I thought about him and Mom. They made me go to church my whole childhood, get all the sacraments. I hated confession. Why did I have to tell my secrets to a stranger who proceeded to scold me for them? Like the time I told the priest my neighbor had asked to look down my underpants the summer before I turned eleven, and since I pulled them down myself I suspected it must have been my fault, and the priest confirmed my suspicion.
Still, I believed back then. I’m not sure I could say the same for my parents. They brought me because they thought they were supposed to. And when my mother’s father died, she stopped going altogether, didn’t even go back to bargain with God when she was diagnosed with cancer. So my dad and I bargained for her, and he continued to take me to church until I left for college. That first semester, I often joined the other Catholic students at Mass in the quad. Right before spring break, though, I stopped. Something happened that I wanted to forget, something that damaged the part of me that believed, like a scratch in a record so I could no longer hear God’s voice.
I stared at the empty corner where the BI6FOOT truck had turned. “Yeah,” I agreed with my dad, too late. “Funny.”

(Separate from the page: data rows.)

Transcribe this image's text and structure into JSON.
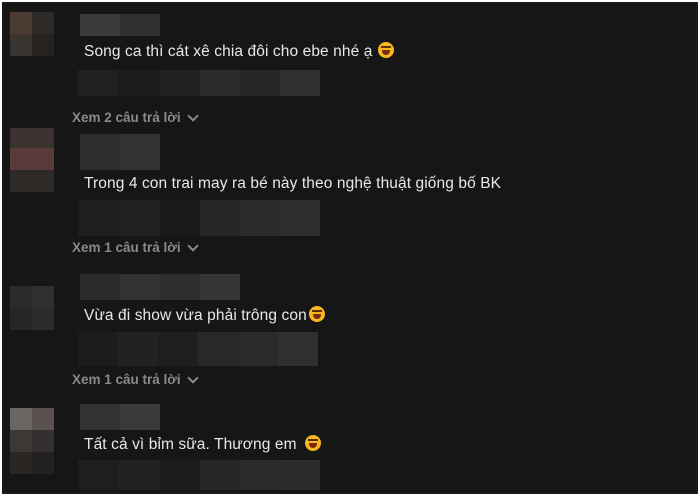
{
  "comments": [
    {
      "text": "Song ca thì cát xê chia đôi cho ebe nhé ạ",
      "emoji": "laughing-tears-emoji",
      "replies_label": "Xem 2 câu trả lời"
    },
    {
      "text": "Trong 4 con trai may ra bé này theo nghệ thuật giống bố BK",
      "emoji": "",
      "replies_label": "Xem 1 câu trả lời"
    },
    {
      "text": "Vừa đi show vừa phải trông con",
      "emoji": "grinning-emoji",
      "replies_label": "Xem 1 câu trả lời"
    },
    {
      "text": "Tất cả vì bỉm sữa. Thương em",
      "emoji": "laughing-tears-emoji",
      "replies_label": ""
    }
  ],
  "colors": {
    "background": "#161616",
    "comment_text": "#e8e8e8",
    "replies_text": "#8a8a8a",
    "frame_border": "#1a1a1a"
  }
}
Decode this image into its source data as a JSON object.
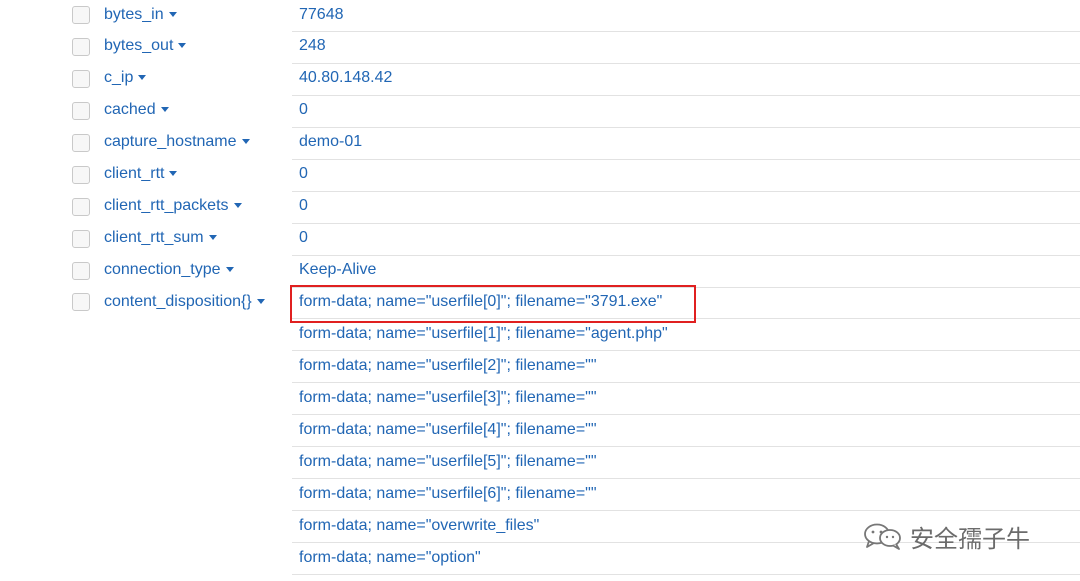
{
  "fields": [
    {
      "name": "bytes_in",
      "value": "77648"
    },
    {
      "name": "bytes_out",
      "value": "248"
    },
    {
      "name": "c_ip",
      "value": "40.80.148.42"
    },
    {
      "name": "cached",
      "value": "0"
    },
    {
      "name": "capture_hostname",
      "value": "demo-01"
    },
    {
      "name": "client_rtt",
      "value": "0"
    },
    {
      "name": "client_rtt_packets",
      "value": "0"
    },
    {
      "name": "client_rtt_sum",
      "value": "0"
    },
    {
      "name": "connection_type",
      "value": "Keep-Alive"
    },
    {
      "name": "content_disposition{}",
      "values": [
        "form-data; name=\"userfile[0]\"; filename=\"3791.exe\"",
        "form-data; name=\"userfile[1]\"; filename=\"agent.php\"",
        "form-data; name=\"userfile[2]\"; filename=\"\"",
        "form-data; name=\"userfile[3]\"; filename=\"\"",
        "form-data; name=\"userfile[4]\"; filename=\"\"",
        "form-data; name=\"userfile[5]\"; filename=\"\"",
        "form-data; name=\"userfile[6]\"; filename=\"\"",
        "form-data; name=\"overwrite_files\"",
        "form-data; name=\"option\""
      ]
    }
  ],
  "watermark": {
    "text": "安全孺子牛",
    "icon": "wechat-icon"
  },
  "colors": {
    "link": "#2166b4",
    "highlight": "#e02020",
    "separator": "#e2e2e2"
  }
}
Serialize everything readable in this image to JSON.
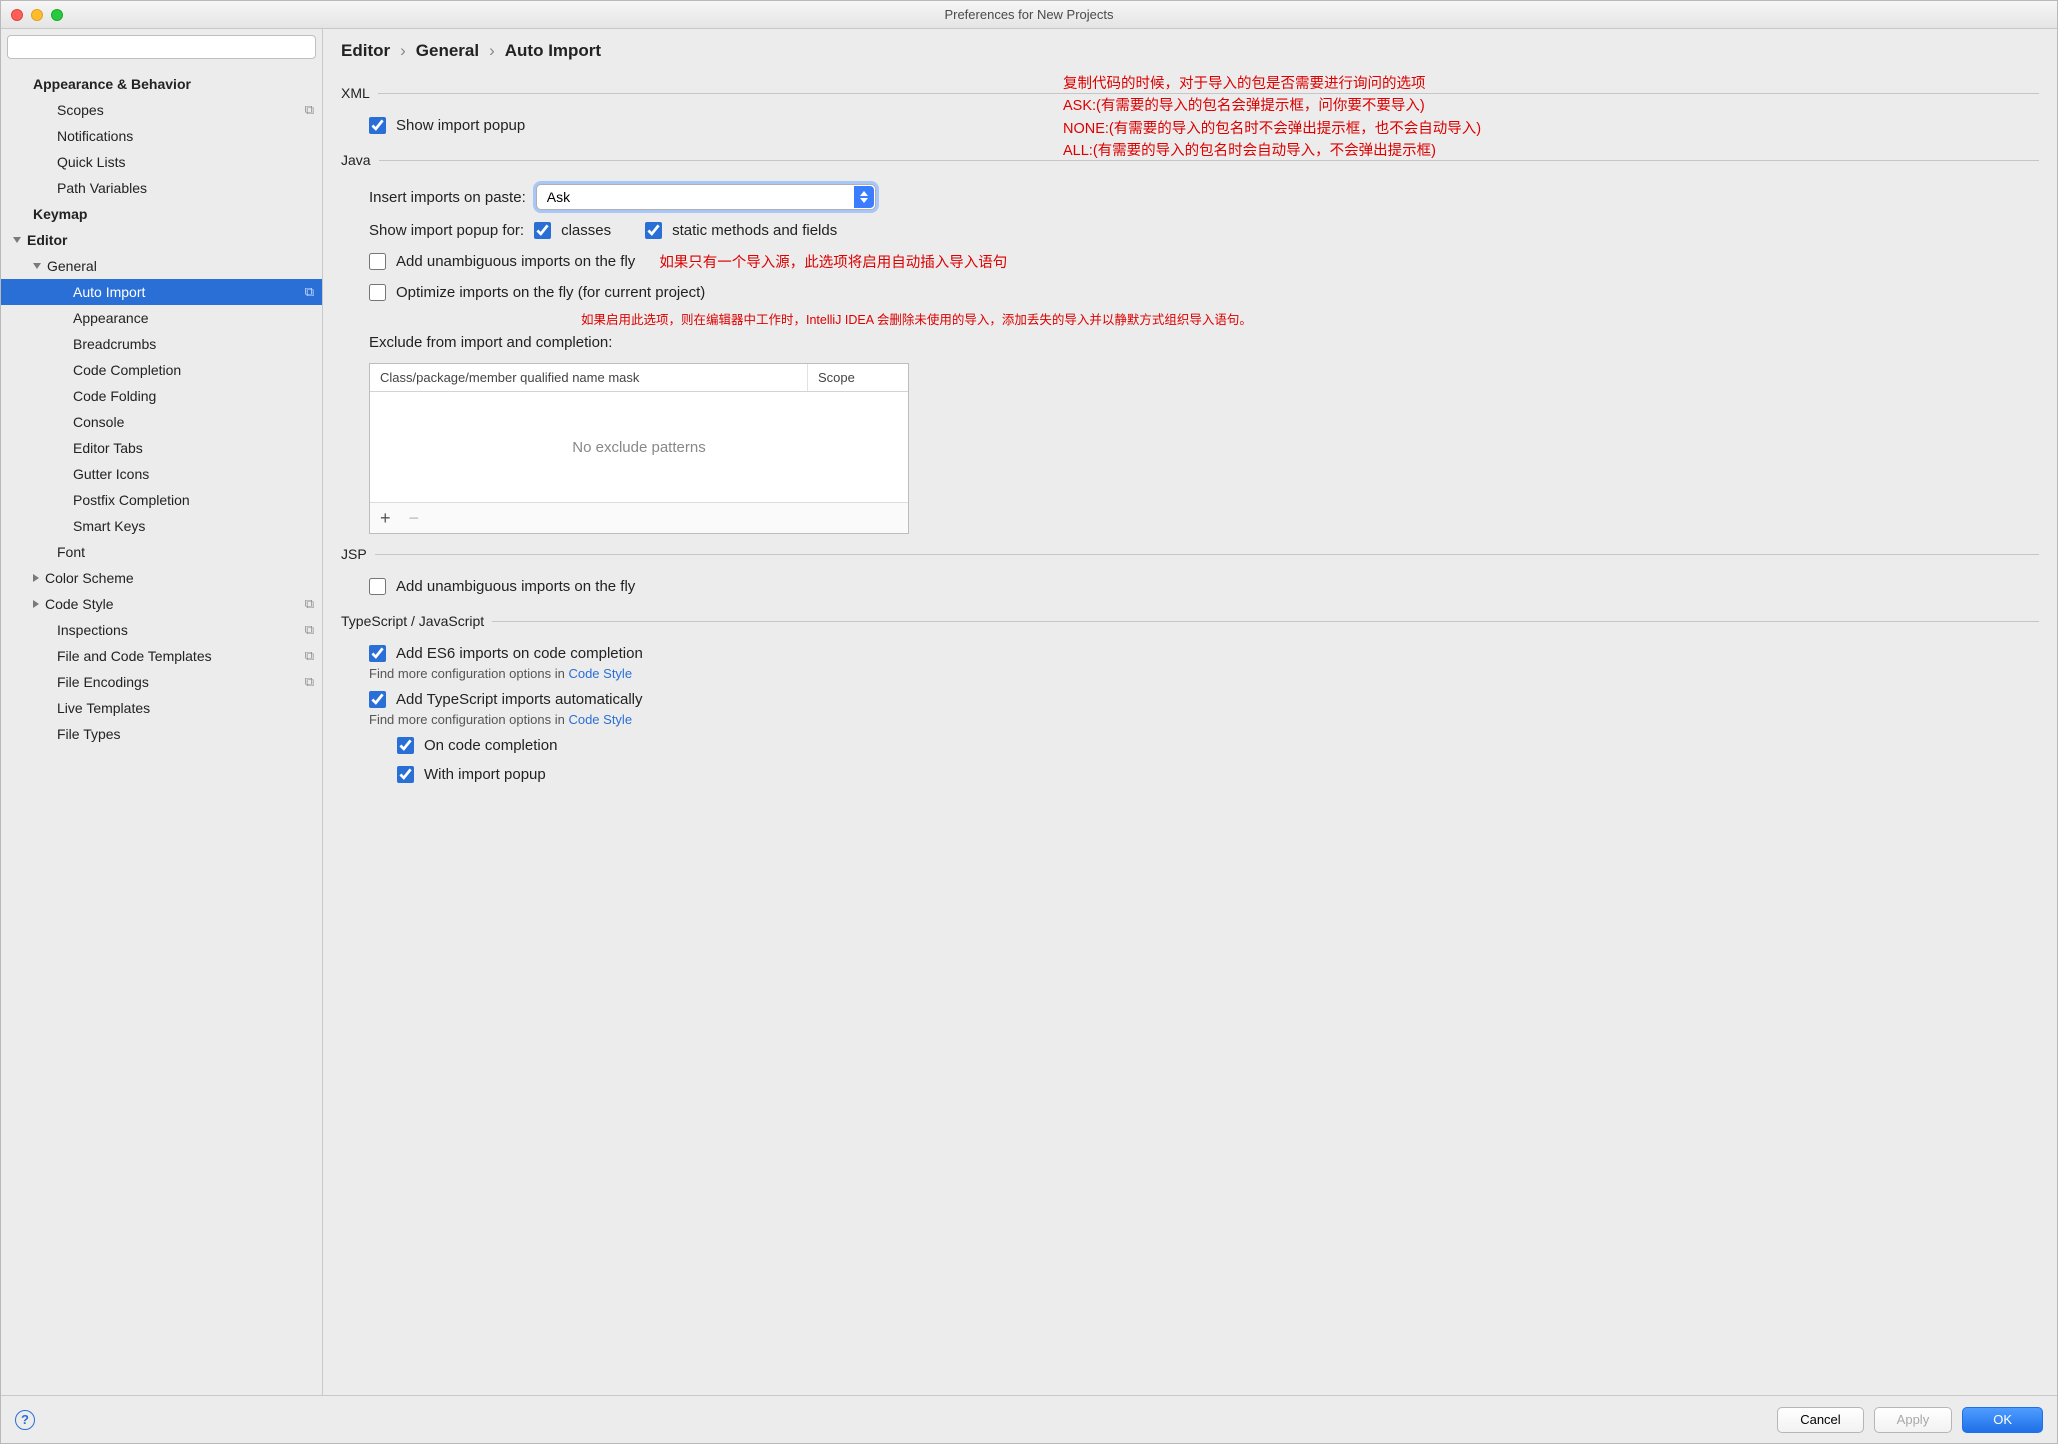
{
  "window": {
    "title": "Preferences for New Projects"
  },
  "search": {
    "placeholder": ""
  },
  "sidebar": {
    "items": [
      {
        "label": "Appearance & Behavior",
        "bold": true,
        "arrow": "none",
        "indent": 1
      },
      {
        "label": "Scopes",
        "indent": 2,
        "badge": true
      },
      {
        "label": "Notifications",
        "indent": 2
      },
      {
        "label": "Quick Lists",
        "indent": 2
      },
      {
        "label": "Path Variables",
        "indent": 2
      },
      {
        "label": "Keymap",
        "bold": true,
        "indent": 1
      },
      {
        "label": "Editor",
        "bold": true,
        "arrow": "down",
        "indent": 0
      },
      {
        "label": "General",
        "arrow": "down",
        "indent": 1
      },
      {
        "label": "Auto Import",
        "indent": 3,
        "selected": true,
        "badge": true
      },
      {
        "label": "Appearance",
        "indent": 3
      },
      {
        "label": "Breadcrumbs",
        "indent": 3
      },
      {
        "label": "Code Completion",
        "indent": 3
      },
      {
        "label": "Code Folding",
        "indent": 3
      },
      {
        "label": "Console",
        "indent": 3
      },
      {
        "label": "Editor Tabs",
        "indent": 3
      },
      {
        "label": "Gutter Icons",
        "indent": 3
      },
      {
        "label": "Postfix Completion",
        "indent": 3
      },
      {
        "label": "Smart Keys",
        "indent": 3
      },
      {
        "label": "Font",
        "indent": 2
      },
      {
        "label": "Color Scheme",
        "arrow": "right",
        "indent": 1
      },
      {
        "label": "Code Style",
        "arrow": "right",
        "indent": 1,
        "badge": true
      },
      {
        "label": "Inspections",
        "indent": 2,
        "badge": true
      },
      {
        "label": "File and Code Templates",
        "indent": 2,
        "badge": true
      },
      {
        "label": "File Encodings",
        "indent": 2,
        "badge": true
      },
      {
        "label": "Live Templates",
        "indent": 2
      },
      {
        "label": "File Types",
        "indent": 2
      }
    ]
  },
  "breadcrumb": {
    "a": "Editor",
    "b": "General",
    "c": "Auto Import",
    "sep": "›"
  },
  "sections": {
    "xml": {
      "legend": "XML",
      "show_import_popup": "Show import popup"
    },
    "java": {
      "legend": "Java",
      "insert_label": "Insert imports on paste:",
      "insert_value": "Ask",
      "popup_label": "Show import popup for:",
      "cb_classes": "classes",
      "cb_static": "static methods and fields",
      "add_unambig": "Add unambiguous imports on the fly",
      "optimize": "Optimize imports on the fly (for current project)",
      "exclude_label": "Exclude from import and completion:",
      "col1": "Class/package/member qualified name mask",
      "col2": "Scope",
      "empty": "No exclude patterns"
    },
    "jsp": {
      "legend": "JSP",
      "add_unambig": "Add unambiguous imports on the fly"
    },
    "ts": {
      "legend": "TypeScript / JavaScript",
      "add_es6": "Add ES6 imports on code completion",
      "find1a": "Find more configuration options in ",
      "find1b": "Code Style",
      "add_ts": "Add TypeScript imports automatically",
      "on_completion": "On code completion",
      "with_popup": "With import popup"
    }
  },
  "annotations": {
    "block": [
      "复制代码的时候，对于导入的包是否需要进行询问的选项",
      "ASK:(有需要的导入的包名会弹提示框，问你要不要导入)",
      "NONE:(有需要的导入的包名时不会弹出提示框，也不会自动导入)",
      "ALL:(有需要的导入的包名时会自动导入，不会弹出提示框)"
    ],
    "inline_unambig": "如果只有一个导入源，此选项将启用自动插入导入语句",
    "below_optimize": "如果启用此选项，则在编辑器中工作时，IntelliJ IDEA 会删除未使用的导入，添加丢失的导入并以静默方式组织导入语句。"
  },
  "footer": {
    "cancel": "Cancel",
    "apply": "Apply",
    "ok": "OK"
  }
}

When I wasn’t working with my dad, I went to parties. The party spot was in a forest called Genevieve Jump. There’s a legend attached to the name, which goes like this: Some servant girl hundreds of years ago is chased by a group of prominent townsmen trying to rape her, and she runs into the woods to escape them. They follow, and she finds herself on the ledge of a cliff. Jump, Genevieve, Jump! they taunt, not thinking she will. But she does. And while the legend says that halfway down she turned into a bird, the truth is she probably just died, dashed on the rocks below. But at least she got a forest named after her.
The woods were dense and blue-green, the floor blanketed with pine and studded with moss-covered rocks, cut through with narrow trails leading to a clearing. That’s where the parties happened. Someone would build a fire. Sometimes someone would bring a keg, but usually there was just a lot of booze in backpacks and coolers. Always there was someone playing guitar. Always there were faces I half-knew in the firelight.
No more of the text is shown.